Thomas Halstead or Holstead (c. 1811 – 6 February 1838) was an English trader who worked as an interpreter for Shaka Zulu as well as Dingane until 1838. He was an associate of the Biggar family and was killed with Piet Retief and approximately 100 other men on KwaMatiwane, hill of execution, within sight of Dingane's stronghold, Umgungundglovu, between Melmoth and Vryheid. Halstead was a descendant of the British Settlers.

He appears as a character in the H. Rider Haggard novel Marie.

==Halstead’s fate==
Credo Mutwa puts all the blame for the murder of Retief and his men on the shoulders of the youthful Thomas Halstead, who accompanied the Voortrekkers as interpreter. According to Mutwa, Halstead was known by the Zulu as the “Curious Peeper”. On the evening before the murder Halstead is said to have peered over the fence of the royal harem. One of Dingane’s wives, who was pregnant, saw him and was so frightened that she suffered a miscarriage. According to Zulu law it was a crime punishable by death for any man to approach the vicinity of the royal harem. Mutwa writes that Dingane was beginning to harbour thoughts that his white visitors had vile intentions, as one could expect from wizards, and were targeting his wives. That was why he had them murdered and why he shouted "“Kill the wizards".
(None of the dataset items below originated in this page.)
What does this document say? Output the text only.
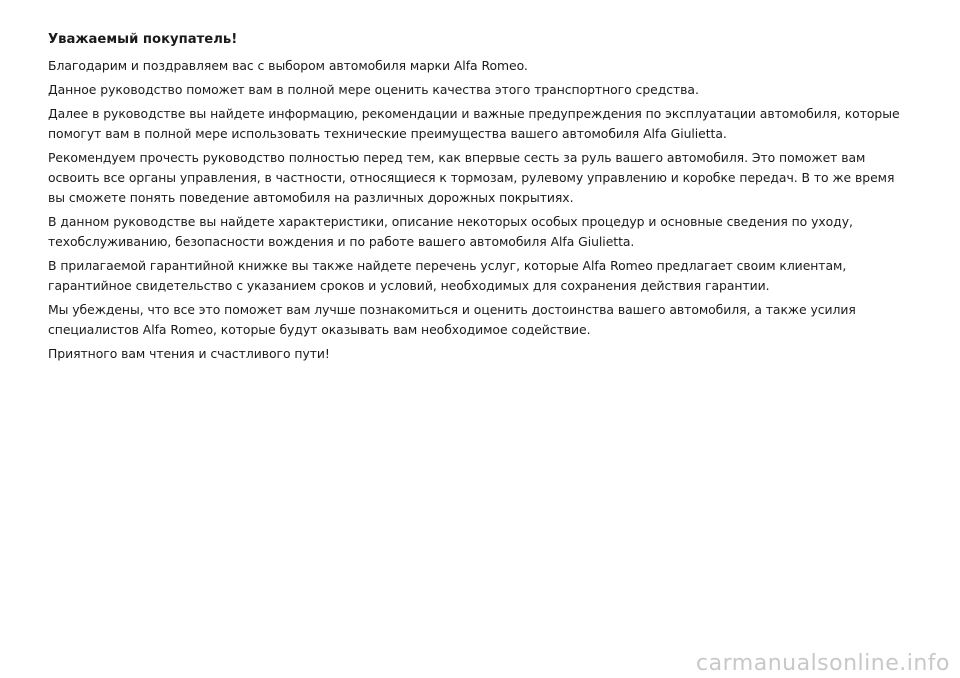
Уважаемый покупатель!

Благодарим и поздравляем вас с выбором автомобиля марки Alfa Romeo.

Данное руководство поможет вам в полной мере оценить качества этого транспортного средства.

Далее в руководстве вы найдете информацию, рекомендации и важные предупреждения по эксплуатации автомобиля, которые
помогут вам в полной мере использовать технические преимущества вашего автомобиля Alfa Giulietta.

Рекомендуем прочесть руководство полностью перед тем, как впервые сесть за руль вашего автомобиля. Это поможет вам
освоить все органы управления, в частности, относящиеся к тормозам, рулевому управлению и коробке передач. В то же время
вы сможете понять поведение автомобиля на различных дорожных покрытиях.

В данном руководстве вы найдете характеристики, описание некоторых особых процедур и основные сведения по уходу,
техобслуживанию, безопасности вождения и по работе вашего автомобиля Alfa Giulietta.

В прилагаемой гарантийной книжке вы также найдете перечень услуг, которые Alfa Romeo предлагает своим клиентам,
гарантийное свидетельство с указанием сроков и условий, необходимых для сохранения действия гарантии.

Мы убеждены, что все это поможет вам лучше познакомиться и оценить достоинства вашего автомобиля, а также усилия
специалистов Alfa Romeo, которые будут оказывать вам необходимое содействие.

Приятного вам чтения и счастливого пути!

carmanualsonline.info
According to Wood, Halstead was sitting among the Voortrekkers when the dancing Zulu attacked. He called out: "We are done for!" He added in the Zulu language: "Let me talk to the King!" Dingane heard this but rejected his request with a wave of his hand. Halstead thereupon pulled out his knife, cut open one assailant and slit another’s throat before he was overpowered.

Mutwa's allegation regarding Halstead is probably untrue. The messenger that Dingane sent to Owen to inform him that he was going to kill Retief and his men specifically added that the interpreter of the Voortrekkers, an English-speaking man from Port Natal [Thomas Halstead], would not be killed.

Three days after the massacre Owen wrote in his diary that Dingane himself had told Hulley that Halstead, who was sitting with the Voortrekkers, was killed against the wishes of the Zulu king; that he was accidentally killed in the confusion. According to a remark that Owen made in his diary one day after the massacre, Dingane informed the missionary Venable that he gave orders that Halstead should not be murdered, but that his warriors did not recognise Halstead in the midst of the Voortrekkers. Owen also added that it was Dingane’s custom to blame his subjects when he did something of which he felt ashamed. Hulley also referred to the fate of Halstead in his report. He recorded that he asked Dingane a few days after the massacre about why Halstead had been killed. According to him the Zulu king replied: "He is dead. In the mayhem of the massacre he was killed with the others. I am sorry about it. I did not mean to take his life."